- Huashi Town Location in Hunan
- Coordinates: 27°30′54″N 112°43′16″E﻿ / ﻿27.51500°N 112.72111°E
- Country: People's Republic of China
- Province: Hunan
- Prefecture-level city: Xiangtan
- County: Xiangtan

Area
- • Total: 133.4 km^{2} (51.5 sq mi)

Population
- • Total: 20,500
- • Density: 154/km^{2} (398/sq mi)
- Time zone: UTC+8 (China Standard)
- Postal code: 411218
- Area code: 0732

= Huashi, Xiangtan =

Huashi Town (花石镇 (花石鎮, Huāshí Zhèn)) is an urban town in Xiangtan County, Hunan Province, People's Republic of China. It's surrounded by Paitou Township on the west, Shebu Town on the north, Zijingshan Town on the east, and Cha'ensi Town on the south. As of the 2000 census it had a population of 54,941 and an area of 133.4 km2.

==Administrative divisions==
The town is divided into 31 villages and 1 community, which include the following areas: Huashi Community (花石社区), Qixing Village (七星村), Qianjin Village (前进村), Hetou Village (河头村), Malong Village (马垅村), Chaoshang Village (超上村), Luohan Village (罗汉村), Changling Village (长岭村), Shuangxi Village (双溪村), Jinlian Village (金莲村), Qiling Village (棋岭村), Furong Village (芙蓉村), Xinhua Village (新华村), Tongluo Village (铜锣村), Shuinan Village (水南村), Zijing Village (紫荆村), Zhongxin Village (中心村), Beidou Village (北斗村), Tianma Village (天马村), Xinghe Village (兴合村), Shiba Village (石坝村), Zhaojiaying Village (赵家营村), Juanjiang Village (涓江村), Yanbu Village (盐埠村), Jintang Village (金塘村), Jinfeng Village (金丰村), Yanfu Village (盐浮村), Yongren Village (永仁村), Yongfeng Village (永丰村), Yuanyi Village (园艺村), Dongxiao Village (东晓村), and Runtang Village (润塘村).

==History==
In 1985, Huashi Township was built. In 1995, Huashi Town was built.

==Geography==
Yisu River (易俗河) is known as "Juan River"(涓水), a tributary of the Xiang River, it flows through the town.

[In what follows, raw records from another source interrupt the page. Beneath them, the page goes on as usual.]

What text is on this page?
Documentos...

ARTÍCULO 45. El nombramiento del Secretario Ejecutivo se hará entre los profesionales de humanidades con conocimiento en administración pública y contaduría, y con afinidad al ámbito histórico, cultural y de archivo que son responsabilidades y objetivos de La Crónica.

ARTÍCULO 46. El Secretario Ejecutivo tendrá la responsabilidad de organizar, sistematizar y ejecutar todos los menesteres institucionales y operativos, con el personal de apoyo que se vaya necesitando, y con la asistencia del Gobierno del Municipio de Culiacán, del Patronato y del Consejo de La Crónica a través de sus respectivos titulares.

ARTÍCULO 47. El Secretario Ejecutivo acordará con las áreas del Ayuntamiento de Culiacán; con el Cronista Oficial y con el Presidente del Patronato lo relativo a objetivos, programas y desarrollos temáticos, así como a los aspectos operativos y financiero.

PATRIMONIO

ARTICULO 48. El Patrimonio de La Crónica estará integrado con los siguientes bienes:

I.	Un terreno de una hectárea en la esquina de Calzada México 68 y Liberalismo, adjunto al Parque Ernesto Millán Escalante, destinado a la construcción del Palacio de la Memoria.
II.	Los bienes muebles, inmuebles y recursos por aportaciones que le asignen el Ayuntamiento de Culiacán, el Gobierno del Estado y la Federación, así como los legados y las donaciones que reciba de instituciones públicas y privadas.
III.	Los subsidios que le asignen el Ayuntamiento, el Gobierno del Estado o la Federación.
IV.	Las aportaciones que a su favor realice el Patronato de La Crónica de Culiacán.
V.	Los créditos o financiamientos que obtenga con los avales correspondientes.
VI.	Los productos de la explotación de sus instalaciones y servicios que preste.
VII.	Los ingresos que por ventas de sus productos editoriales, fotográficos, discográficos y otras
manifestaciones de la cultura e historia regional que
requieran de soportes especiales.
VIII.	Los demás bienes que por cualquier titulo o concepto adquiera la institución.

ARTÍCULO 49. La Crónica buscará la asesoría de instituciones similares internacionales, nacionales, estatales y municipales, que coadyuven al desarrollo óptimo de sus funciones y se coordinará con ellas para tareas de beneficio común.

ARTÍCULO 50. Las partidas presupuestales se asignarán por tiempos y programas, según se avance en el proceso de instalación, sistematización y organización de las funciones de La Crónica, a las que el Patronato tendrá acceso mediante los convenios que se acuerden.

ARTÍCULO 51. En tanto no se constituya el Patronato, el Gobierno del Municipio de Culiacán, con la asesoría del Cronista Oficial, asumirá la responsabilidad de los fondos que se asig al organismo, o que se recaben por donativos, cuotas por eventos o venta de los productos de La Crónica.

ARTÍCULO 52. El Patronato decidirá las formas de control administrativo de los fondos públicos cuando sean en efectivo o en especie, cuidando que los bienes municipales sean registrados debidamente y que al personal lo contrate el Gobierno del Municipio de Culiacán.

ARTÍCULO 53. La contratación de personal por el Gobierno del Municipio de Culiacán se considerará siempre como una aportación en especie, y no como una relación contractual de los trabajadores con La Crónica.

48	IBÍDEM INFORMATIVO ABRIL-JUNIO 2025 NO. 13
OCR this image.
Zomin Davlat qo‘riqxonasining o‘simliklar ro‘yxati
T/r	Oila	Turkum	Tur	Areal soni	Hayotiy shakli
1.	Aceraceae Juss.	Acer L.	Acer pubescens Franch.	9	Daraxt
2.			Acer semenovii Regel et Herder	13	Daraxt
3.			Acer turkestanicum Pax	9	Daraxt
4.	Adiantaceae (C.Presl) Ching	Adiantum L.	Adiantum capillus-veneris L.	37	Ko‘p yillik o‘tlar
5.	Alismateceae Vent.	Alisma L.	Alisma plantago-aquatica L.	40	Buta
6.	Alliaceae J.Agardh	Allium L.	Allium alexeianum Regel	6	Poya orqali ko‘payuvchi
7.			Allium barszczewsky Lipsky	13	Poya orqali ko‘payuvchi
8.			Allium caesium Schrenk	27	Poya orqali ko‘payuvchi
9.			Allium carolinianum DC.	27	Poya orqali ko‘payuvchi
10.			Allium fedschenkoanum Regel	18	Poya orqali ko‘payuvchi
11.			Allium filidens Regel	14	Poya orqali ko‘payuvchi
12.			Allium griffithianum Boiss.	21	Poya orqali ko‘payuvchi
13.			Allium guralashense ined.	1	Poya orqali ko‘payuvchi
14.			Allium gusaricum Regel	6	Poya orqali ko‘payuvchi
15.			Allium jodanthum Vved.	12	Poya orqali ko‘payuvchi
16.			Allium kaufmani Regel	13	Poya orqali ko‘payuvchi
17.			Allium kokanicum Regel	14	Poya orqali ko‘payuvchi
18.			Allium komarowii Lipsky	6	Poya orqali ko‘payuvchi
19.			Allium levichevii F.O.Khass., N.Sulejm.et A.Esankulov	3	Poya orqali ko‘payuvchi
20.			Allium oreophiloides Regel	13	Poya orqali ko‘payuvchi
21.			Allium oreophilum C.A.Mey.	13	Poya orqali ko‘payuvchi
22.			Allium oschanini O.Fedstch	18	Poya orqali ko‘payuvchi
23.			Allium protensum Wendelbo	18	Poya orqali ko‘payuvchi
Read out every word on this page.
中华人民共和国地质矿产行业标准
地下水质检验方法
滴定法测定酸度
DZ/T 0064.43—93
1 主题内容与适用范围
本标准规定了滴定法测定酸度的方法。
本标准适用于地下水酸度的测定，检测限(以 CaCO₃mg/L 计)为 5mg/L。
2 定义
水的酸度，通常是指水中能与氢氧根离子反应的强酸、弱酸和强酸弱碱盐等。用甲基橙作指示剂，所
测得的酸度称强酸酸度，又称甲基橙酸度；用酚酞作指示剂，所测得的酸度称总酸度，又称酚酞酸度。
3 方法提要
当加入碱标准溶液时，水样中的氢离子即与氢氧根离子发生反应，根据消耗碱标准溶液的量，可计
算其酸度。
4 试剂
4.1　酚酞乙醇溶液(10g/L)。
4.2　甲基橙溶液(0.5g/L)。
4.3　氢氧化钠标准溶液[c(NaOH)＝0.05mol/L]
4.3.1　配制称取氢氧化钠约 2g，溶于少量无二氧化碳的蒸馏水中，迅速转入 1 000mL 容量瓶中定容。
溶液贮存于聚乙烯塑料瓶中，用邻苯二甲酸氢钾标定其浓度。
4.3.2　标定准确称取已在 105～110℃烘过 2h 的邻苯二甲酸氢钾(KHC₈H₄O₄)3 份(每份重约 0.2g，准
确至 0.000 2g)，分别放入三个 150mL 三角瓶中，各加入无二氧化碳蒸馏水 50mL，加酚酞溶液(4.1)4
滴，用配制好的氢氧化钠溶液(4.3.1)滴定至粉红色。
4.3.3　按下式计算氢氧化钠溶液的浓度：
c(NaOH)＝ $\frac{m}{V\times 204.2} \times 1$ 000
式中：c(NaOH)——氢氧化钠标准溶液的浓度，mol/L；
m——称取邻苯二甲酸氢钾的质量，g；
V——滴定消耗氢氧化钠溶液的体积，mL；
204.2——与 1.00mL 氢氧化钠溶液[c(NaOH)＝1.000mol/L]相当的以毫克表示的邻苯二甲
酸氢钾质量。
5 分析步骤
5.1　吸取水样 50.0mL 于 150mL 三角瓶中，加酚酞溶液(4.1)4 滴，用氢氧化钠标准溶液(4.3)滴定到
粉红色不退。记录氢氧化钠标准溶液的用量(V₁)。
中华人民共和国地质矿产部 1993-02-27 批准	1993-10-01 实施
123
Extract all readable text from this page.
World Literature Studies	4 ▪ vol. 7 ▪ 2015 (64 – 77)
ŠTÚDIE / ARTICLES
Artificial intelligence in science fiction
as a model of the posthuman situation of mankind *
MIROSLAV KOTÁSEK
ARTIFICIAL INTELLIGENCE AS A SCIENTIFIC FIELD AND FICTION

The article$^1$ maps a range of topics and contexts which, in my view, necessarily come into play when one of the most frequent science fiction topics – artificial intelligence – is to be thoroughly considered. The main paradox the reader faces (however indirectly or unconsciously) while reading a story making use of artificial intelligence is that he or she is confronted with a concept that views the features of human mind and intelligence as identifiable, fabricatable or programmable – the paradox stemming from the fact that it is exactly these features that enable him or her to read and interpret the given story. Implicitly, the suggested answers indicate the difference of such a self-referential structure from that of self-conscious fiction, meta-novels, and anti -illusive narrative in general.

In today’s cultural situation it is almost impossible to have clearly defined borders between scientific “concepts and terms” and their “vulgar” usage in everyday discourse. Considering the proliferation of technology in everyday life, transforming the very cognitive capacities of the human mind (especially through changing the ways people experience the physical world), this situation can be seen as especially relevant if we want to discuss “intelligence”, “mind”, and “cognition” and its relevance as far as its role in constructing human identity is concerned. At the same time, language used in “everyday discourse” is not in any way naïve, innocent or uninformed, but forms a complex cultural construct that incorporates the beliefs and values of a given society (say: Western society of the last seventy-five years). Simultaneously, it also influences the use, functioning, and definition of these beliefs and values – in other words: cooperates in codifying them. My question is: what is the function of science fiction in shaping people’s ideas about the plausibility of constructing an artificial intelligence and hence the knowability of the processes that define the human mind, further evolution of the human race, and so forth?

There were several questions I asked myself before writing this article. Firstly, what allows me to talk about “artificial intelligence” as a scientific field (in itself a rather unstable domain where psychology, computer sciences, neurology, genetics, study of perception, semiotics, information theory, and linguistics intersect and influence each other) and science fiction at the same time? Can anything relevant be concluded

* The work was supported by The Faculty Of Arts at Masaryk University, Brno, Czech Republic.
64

Huashi Reservoir (花石水库), was built in August 1959, is located in the town.

==Economy==
Lotus seed is important to the economy.

==Education==
There are 10 primary schools, one Middle school and one high school located with the town.

==Culture==
Huaguxi is the most influential local theater.

==Attractions==
Hancheng Bridge (汉城桥) was built in Qing Dynasty. Guanzheng Bridge (观政桥) was built in 1755. They are famous tourist attractions.